Critics have pointed to the fact that the two surveys have diverged over the past year or so. However, the way the surveys are conducted gives insight into this divergence of the two indexes. The HSBC survey has shown a larger slowdown than the official number in recent months, however this is due to the fact that the official PMI tracks only the largest companies in China while the HSBC survey tracks a larger number of companies who are generally smaller size. Thus, it is not a question of whether to rely on either of the surveys but more of how to analyze them together.

With both indexes dropping below 50 in recent months, it is clear that the Chinese manufacturing sector is slowing. The official PMI is expected to show that the manufacturing sector returned to growth in October, as the index is expected to rise to 50.2 from 49.8. The data is still expected to be well below the cycle peak from April of 53.3 and below the post-crisis high of 56.6 seen in December of 2009. For reference, the high estimate is 51.8 and the low estimate is 49.8, meaning that no economists expect the rate of contraction to have increased.

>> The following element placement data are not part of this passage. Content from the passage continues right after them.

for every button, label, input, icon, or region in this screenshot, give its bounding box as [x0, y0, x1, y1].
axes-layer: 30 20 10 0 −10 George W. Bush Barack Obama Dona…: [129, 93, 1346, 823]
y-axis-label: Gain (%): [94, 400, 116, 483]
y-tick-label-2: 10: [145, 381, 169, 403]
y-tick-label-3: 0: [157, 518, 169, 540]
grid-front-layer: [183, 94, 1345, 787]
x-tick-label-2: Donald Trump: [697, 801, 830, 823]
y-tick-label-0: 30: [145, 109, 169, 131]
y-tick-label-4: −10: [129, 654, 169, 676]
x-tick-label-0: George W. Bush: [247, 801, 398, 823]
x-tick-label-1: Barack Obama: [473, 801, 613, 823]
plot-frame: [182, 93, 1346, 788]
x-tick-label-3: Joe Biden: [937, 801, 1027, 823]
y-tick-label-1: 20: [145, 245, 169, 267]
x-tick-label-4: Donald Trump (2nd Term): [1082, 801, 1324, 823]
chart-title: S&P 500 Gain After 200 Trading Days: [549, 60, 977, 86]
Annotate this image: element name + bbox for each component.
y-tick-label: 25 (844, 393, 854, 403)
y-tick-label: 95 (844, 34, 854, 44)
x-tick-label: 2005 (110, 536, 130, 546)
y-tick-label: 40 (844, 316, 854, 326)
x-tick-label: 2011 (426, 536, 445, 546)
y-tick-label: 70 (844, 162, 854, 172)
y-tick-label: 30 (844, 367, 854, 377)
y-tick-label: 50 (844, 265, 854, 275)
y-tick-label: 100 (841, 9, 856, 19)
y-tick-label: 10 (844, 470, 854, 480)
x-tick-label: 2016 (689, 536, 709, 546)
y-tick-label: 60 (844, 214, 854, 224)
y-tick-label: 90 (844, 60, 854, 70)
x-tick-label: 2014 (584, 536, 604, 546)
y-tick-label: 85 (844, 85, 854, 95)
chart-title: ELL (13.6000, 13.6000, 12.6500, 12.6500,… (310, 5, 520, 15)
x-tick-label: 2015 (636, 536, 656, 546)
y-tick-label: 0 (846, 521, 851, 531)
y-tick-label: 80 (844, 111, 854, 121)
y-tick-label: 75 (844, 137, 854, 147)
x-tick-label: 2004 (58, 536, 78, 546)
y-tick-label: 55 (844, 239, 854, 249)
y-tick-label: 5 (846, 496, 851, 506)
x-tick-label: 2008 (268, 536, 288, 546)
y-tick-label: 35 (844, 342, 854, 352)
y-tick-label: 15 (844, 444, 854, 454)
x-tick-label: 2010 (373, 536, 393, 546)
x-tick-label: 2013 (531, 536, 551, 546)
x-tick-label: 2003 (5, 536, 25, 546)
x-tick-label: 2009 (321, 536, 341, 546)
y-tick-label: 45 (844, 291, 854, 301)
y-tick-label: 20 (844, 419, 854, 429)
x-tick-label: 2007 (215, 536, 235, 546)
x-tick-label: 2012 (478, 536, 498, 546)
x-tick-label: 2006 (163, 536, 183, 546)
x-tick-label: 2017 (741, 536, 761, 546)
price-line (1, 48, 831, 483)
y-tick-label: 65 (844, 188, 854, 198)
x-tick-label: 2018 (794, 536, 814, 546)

In addition, the China HSBC Manufacturing PMI is due out. The survey is expected to show that the rate of contraction of China's manufacturing sector slowed in September but still contracted. Economists surveyed by Bloomberg expect a reading of 49.1, higher than September's 47.9 reading. The high estimate is 49.2 and the low is 48.1 with most estimates clustered between 49 and 49.2.

A strong reading from the data would create a risk-on environment globally, all else equal. Materials stocks would most likely rally, especially Freeport-McMoran Copper and Gold (NYSE: FCX), which is rather positively correlated with the official PMI index, meaning that as China's manufacturing sector expands, Freeport performs better. Also, the Aussie dollar (NYSE: FXA) is used as a proxy for investing in Chines growth by currency traders and would most likely bounce on a strong number.

Luckily, there is no significant data set to be released out of Europe overnight, so investors should be able to trade based on the sentiment from China. The ISM Manufacturing Index and the Markit U.S. PMI will also help in setting the tone for U.S. trading Thursday following initial jobless claims and setting up Friday's Non-Farm Payroll release from the Bureau of Labor Statistics.